ST. JOHN'S, N.L. - A new report by Newfoundland and Labrador's Public Utilities Board says it lacks the information it needs to assess whether the proposed Muskrat Falls hydroelectric project is the cheapest energy option.

The board says information provided by Nalcor Energy, the province's Crown energy corporation, was not detailed enough to conclude whether Muskrat Falls should proceed.

Nalcor and Nova Scotia's private utility Emera (TSX:EMA) are working on a deal to jointly fund the $6.2-billion project.

Muskrat Falls would bring power from Labrador to Newfoundland and then Nova Scotia using subsea cables.

The Newfoundland and Labrador government asked the utilities board to assess whether the power is needed and if Muskrat Falls is the cheapest option before it sanctions the project.

The board had asked for an extension beyond March 31 for its review but the provincial government refused.

In its report released Monday, the board refers to "gaps in Nalcor's information and analysis," noting that electrical integration studies were not done, nor were industry-standard reliability studies.

The board also cites "uncertainty" surrounding the project's adherence to standards set by the North American Electric Reliability Corporation, and it says the design of a key overland transmission line "is not in accordance with accepted standards and best practice."

"Of particular concern to the board is the fact that Nalcor does not accept the recommendation of MHI (Manitoba Hydro International) with respect to transmission line design criteria," says the board, referring to a separate Muskrat Falls review released in February.

Such gaps could affect not only "project definition and costs" but also reliability of a crucial power source, says the board.

Any major power loss that may result "could significantly impact Hydro's utility and industrial customers and lead to additional costs for the system and customers, in addition to the possible societal and economic impacts associated with an extended outage."

Conservative Premier Kathy Dunderdale, an avid supporter of Muskrat Falls, was scheduled to respond later Monday.

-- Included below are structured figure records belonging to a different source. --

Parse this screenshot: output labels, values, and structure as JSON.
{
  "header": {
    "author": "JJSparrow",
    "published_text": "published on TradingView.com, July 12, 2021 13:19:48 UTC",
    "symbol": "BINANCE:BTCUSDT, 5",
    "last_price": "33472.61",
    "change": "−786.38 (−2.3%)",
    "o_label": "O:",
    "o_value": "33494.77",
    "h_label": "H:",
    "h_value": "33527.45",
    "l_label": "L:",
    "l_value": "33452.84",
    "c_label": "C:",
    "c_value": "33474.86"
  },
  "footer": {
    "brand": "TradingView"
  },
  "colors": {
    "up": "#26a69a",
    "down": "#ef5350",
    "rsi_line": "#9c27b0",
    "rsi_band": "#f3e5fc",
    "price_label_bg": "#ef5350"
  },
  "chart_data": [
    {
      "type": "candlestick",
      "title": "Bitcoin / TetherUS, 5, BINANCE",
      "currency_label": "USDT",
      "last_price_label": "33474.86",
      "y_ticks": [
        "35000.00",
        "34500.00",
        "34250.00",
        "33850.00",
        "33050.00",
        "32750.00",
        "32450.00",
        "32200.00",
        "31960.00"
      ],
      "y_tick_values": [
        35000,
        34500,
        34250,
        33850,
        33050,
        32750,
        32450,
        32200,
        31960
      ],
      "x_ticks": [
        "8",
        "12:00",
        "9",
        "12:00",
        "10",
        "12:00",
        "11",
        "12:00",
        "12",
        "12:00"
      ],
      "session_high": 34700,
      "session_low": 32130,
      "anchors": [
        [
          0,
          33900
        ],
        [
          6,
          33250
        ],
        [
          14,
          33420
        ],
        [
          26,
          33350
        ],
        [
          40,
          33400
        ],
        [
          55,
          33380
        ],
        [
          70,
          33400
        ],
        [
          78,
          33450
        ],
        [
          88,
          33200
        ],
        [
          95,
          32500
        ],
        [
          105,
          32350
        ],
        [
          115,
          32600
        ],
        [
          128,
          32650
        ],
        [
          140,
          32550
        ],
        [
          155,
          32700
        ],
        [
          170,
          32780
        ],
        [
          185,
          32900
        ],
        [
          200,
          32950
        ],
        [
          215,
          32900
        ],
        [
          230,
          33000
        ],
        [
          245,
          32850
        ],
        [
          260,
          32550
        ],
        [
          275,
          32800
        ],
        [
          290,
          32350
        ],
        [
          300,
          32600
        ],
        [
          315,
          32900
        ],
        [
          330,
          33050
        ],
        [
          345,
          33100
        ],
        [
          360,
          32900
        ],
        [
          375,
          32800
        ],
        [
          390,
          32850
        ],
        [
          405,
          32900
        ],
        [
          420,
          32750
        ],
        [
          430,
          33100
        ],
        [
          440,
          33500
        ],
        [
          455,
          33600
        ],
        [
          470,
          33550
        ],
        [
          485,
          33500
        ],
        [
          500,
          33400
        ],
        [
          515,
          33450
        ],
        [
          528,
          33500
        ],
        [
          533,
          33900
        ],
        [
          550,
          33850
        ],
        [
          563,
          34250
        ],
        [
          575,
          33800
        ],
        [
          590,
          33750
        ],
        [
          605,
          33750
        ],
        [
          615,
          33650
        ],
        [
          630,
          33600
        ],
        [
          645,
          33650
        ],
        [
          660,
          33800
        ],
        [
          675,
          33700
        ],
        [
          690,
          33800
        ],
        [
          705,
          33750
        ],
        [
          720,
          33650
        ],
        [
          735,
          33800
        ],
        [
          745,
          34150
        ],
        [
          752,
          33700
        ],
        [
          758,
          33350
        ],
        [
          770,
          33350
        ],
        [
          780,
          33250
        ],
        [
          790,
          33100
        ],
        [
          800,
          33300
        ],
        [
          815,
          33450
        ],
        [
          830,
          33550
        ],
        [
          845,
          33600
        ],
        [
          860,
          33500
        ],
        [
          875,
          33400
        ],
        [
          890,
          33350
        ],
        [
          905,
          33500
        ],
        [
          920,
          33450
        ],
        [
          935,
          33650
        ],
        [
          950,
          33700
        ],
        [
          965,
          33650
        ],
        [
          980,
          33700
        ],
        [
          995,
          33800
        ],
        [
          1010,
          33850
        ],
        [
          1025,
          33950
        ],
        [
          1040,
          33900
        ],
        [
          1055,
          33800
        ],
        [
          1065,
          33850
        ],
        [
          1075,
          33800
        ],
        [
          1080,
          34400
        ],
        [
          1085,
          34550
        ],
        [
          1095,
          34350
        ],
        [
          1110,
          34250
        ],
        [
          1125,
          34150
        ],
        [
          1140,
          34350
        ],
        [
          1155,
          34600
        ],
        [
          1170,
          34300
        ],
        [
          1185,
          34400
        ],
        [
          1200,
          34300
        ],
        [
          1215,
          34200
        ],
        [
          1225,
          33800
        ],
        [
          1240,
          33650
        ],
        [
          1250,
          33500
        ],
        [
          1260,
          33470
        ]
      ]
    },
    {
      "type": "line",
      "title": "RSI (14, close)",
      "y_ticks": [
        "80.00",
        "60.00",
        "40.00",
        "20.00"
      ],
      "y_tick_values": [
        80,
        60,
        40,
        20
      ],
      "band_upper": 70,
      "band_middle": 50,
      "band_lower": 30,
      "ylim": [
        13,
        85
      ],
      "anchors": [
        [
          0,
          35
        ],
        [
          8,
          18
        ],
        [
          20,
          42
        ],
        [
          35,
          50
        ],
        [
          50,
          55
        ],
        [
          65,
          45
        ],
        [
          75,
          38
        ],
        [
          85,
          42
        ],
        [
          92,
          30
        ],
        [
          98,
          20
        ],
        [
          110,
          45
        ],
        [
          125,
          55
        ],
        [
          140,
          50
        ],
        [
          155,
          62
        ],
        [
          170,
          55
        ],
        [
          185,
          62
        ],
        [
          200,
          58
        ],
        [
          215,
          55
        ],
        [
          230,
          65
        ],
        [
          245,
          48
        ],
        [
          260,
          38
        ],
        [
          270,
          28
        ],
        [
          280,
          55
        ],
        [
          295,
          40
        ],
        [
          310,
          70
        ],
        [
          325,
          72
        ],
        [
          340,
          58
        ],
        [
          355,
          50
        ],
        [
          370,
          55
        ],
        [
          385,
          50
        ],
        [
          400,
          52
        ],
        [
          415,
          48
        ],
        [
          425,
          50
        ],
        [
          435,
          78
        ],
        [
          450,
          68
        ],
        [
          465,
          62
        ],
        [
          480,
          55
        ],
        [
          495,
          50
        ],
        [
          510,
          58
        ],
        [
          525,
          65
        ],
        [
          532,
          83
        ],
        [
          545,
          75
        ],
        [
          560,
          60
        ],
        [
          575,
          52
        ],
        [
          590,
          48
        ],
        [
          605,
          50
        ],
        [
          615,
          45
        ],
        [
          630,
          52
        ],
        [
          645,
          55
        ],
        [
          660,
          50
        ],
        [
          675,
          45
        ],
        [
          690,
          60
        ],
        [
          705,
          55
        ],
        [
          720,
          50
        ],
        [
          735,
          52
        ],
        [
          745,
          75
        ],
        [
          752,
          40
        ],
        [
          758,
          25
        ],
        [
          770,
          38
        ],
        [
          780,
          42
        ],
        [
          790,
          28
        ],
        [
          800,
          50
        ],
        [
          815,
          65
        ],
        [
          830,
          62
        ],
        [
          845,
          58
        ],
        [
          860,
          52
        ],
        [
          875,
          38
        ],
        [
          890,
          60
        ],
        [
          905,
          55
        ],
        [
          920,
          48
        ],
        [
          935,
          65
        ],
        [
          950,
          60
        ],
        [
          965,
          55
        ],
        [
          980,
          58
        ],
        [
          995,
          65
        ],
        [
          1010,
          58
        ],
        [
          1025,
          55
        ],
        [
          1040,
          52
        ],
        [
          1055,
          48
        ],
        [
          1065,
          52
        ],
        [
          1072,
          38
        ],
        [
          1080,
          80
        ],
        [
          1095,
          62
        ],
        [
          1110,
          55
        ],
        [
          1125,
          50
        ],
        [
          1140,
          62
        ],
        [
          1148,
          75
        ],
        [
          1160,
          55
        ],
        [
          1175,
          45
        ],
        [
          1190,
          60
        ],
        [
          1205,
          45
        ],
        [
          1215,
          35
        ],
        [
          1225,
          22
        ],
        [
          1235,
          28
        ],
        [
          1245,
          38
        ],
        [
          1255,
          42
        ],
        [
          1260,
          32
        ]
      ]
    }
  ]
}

Nalcor has said it is working to close some of the data gaps described in the Manitoba Hydro International report.

Cheryl Blundon, a spokeswoman for the Public Utilities Board, said the report speaks for itself and there will be no further comment.

The board received its terms of reference last June and was to report by Dec. 30. It was granted one extension for its review but was denied a second one, which meant limiting public hearings to St. John's instead of planned sessions across the province.

Board chairman Andy Wells accused Nalcor of being slow to provide requested information, a process he described as "torturous."

Nalcor countered that it was co-operative and did its best to comply with multiple and complex requests for data.

There were doubts in some quarters about the board's ability to assess the project.

Former Tory premier Brian Peckford wrote an open letter to Dunderdale in February, saying Muskrat Falls should be independently reviewed by international energy experts.

"Frankly, the board and its staff do not have the expertise to evaluate this project," Peckford wrote.

He said the board is primarily a regulatory body tasked to deal with electricity rates and petroleum pricing.

"It is not structured to assess a multibillion-dollar project, examining it against other modes of generation and transmission."

Opposition critics have also cast doubt on the process.

Provincial NDP Leader Lorraine Michael declined a chance to present her views at hearings before the board's commissioners, saying the government is rushing a costly project without doing enough to weigh alternatives.

Dunderdale has shrugged off such criticisms. She says Muskrat Falls has been studied in one form or another for decades. Supporters of the project say Muskrat Falls is the cheapest way to meet the province's growing energy needs.

The review of the project released in February by Manitoba Hydro International found that it's the cheapest energy option, although it warned of risky variables such as construction costs that could drive up the price tag.

And a report last September by global energy analyst Navigant Consulting used Nalcor data to conclude that Muskrat Falls would cost about $2.2 billion less through to 2067 than if Newfoundland stayed disconnected from mainland power sources.

Critics, however, cite concerns about cost overruns. They also quote the findings of a joint federal-provincial environmental review panel that found proof lacking for both the need and viability of the project.

Muskrat Falls has since passed federal and provincial environmental assessments as Ottawa and the province finalize a promised federal loan guarantee.

But a coalition of environmental groups, represented by lawyers for Ecojustice, have filed an application for a judicial review. They say the environmental review was incomplete and should be revisited.